In the classroom, it’s extremely important that the teachers have a very good connection with the students. Then only the learning happens; otherwise, it becomes quite challenging. And this is true, I assume, across the grades. Of course, it is needed more in the early grades, but this is equally important, I think, in the higher grades as well. Even if we reflect and find who were the teachers who taught us very well in the higher grades, we generally remember the teachers who were deeply connected with us—not because they had great knowledge or they could deliver great lectures, but basically because they had a great connection with us. This is how we remember, when we think of a teacher who shaped our journey. It is more because they were deeply connected with us, and less because that particular teacher had strong control over their subject. Of course, subject knowledge is also required, but if we place both on a scale, the ability to connect ranks far higher than mere control over content in the classroom. 

But somehow, the way teaching and learning is designed in schools, this becomes extremely challenging for teachers.
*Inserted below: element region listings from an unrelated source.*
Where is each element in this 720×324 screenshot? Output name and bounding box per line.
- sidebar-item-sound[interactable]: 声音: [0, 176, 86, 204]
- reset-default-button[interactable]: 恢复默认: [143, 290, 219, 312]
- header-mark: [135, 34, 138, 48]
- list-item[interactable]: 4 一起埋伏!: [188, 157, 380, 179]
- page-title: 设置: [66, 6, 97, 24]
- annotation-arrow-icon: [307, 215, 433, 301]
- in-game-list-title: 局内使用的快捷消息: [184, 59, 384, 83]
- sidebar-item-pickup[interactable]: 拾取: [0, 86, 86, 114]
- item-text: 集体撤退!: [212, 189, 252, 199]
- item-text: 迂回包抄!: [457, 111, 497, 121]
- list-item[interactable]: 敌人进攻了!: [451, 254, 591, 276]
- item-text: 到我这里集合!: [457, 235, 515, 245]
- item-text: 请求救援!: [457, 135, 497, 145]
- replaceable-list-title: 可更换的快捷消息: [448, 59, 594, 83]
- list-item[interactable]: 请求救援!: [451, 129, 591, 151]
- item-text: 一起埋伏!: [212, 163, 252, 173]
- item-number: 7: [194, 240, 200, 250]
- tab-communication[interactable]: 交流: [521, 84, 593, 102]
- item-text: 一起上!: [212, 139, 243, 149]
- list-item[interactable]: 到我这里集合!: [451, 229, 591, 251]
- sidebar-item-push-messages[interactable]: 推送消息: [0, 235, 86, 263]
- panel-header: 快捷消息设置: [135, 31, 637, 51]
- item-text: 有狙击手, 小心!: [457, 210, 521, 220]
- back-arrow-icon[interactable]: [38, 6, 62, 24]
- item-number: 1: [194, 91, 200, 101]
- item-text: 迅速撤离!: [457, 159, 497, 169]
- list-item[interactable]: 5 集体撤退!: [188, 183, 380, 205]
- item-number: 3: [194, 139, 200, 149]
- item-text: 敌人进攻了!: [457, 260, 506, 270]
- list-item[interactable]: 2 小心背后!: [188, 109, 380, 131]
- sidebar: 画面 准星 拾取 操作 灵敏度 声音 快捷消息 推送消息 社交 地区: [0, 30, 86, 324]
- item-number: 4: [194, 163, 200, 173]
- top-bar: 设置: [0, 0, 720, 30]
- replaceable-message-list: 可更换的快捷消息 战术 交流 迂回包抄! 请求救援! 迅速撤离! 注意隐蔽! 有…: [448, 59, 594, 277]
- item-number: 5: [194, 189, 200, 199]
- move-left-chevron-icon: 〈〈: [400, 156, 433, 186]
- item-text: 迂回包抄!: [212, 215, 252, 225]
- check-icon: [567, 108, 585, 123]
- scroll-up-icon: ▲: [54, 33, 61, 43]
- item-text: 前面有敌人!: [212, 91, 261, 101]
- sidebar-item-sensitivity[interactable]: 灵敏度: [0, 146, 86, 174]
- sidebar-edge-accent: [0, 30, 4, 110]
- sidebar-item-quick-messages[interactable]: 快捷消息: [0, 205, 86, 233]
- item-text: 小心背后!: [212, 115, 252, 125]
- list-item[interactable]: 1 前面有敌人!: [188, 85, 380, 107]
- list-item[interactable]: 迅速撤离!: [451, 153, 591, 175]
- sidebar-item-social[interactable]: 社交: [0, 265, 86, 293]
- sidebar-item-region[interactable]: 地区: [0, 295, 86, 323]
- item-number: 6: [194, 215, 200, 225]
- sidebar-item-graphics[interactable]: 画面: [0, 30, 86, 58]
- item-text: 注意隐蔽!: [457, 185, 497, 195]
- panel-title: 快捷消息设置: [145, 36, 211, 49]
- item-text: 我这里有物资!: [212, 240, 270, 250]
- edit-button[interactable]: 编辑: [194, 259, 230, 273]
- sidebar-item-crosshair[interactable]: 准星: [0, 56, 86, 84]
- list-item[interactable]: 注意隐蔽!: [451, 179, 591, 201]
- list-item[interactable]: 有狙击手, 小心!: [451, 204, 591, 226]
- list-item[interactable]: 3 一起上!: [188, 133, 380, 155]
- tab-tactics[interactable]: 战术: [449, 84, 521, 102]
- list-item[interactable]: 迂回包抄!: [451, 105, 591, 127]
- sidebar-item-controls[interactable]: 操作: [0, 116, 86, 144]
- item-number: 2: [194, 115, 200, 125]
If we analyze and see how teachers are working in the schools, the time constraints they face, and the number of children they have to attend, it is overwhelming. It appears that the system is designed for teachers to work mechanically. And in that system, which limits them, creates hurdles, and constrains them, even if some teachers are able to establish connections, that is perhaps due to their individual trait and extraordinary capacity.

This is not the system that encourages teachers to be human, to develop that quotient where they can have a great connection with students. So again, both the system and of course teachers, who are by and large the product of that system, kind of stifle teaching and learning by ignoring the fundamental principle of connection in the classroom.

If we sideline it for a moment, and think of a teacher’s work as mechanically operating in the classroom, then the danger is quite visible now. There are real machines which can actually work more efficiently, mechanically, in the classroom, which we call AI. Yet AI has not been able to replace teachers, and perhaps it never can, because a teacher in the classroom builds inter-subjective relationships with students, and it is through these relationships that multiple layers of meaning are created and shared.

So getting back to the original conversation between the two students whom I overheard, they reestablished the age-old known fact that it’s the teacher whom the students like, not the subjects. I think, even though the systems are kind of forcing us to be more mechanical, perhaps it is the teacher’s responsibility and a teacher’s agency to reclaim that. Sometimes it requires resisting a bit, finding some space to develop that connects with the students.

In the end, what matters is not just what we teach, but how we reach. A subject may open doors to knowledge, but it is the teacher’s connection that opens hearts and minds. Systems may continue to create pressures, but within those cracks of resistance lies the real possibility of teaching—where children don’t just learn lessons, they feel seen, heard, and valued. And perhaps, that is the most enduring memory any student carries with them long after the textbooks are gone.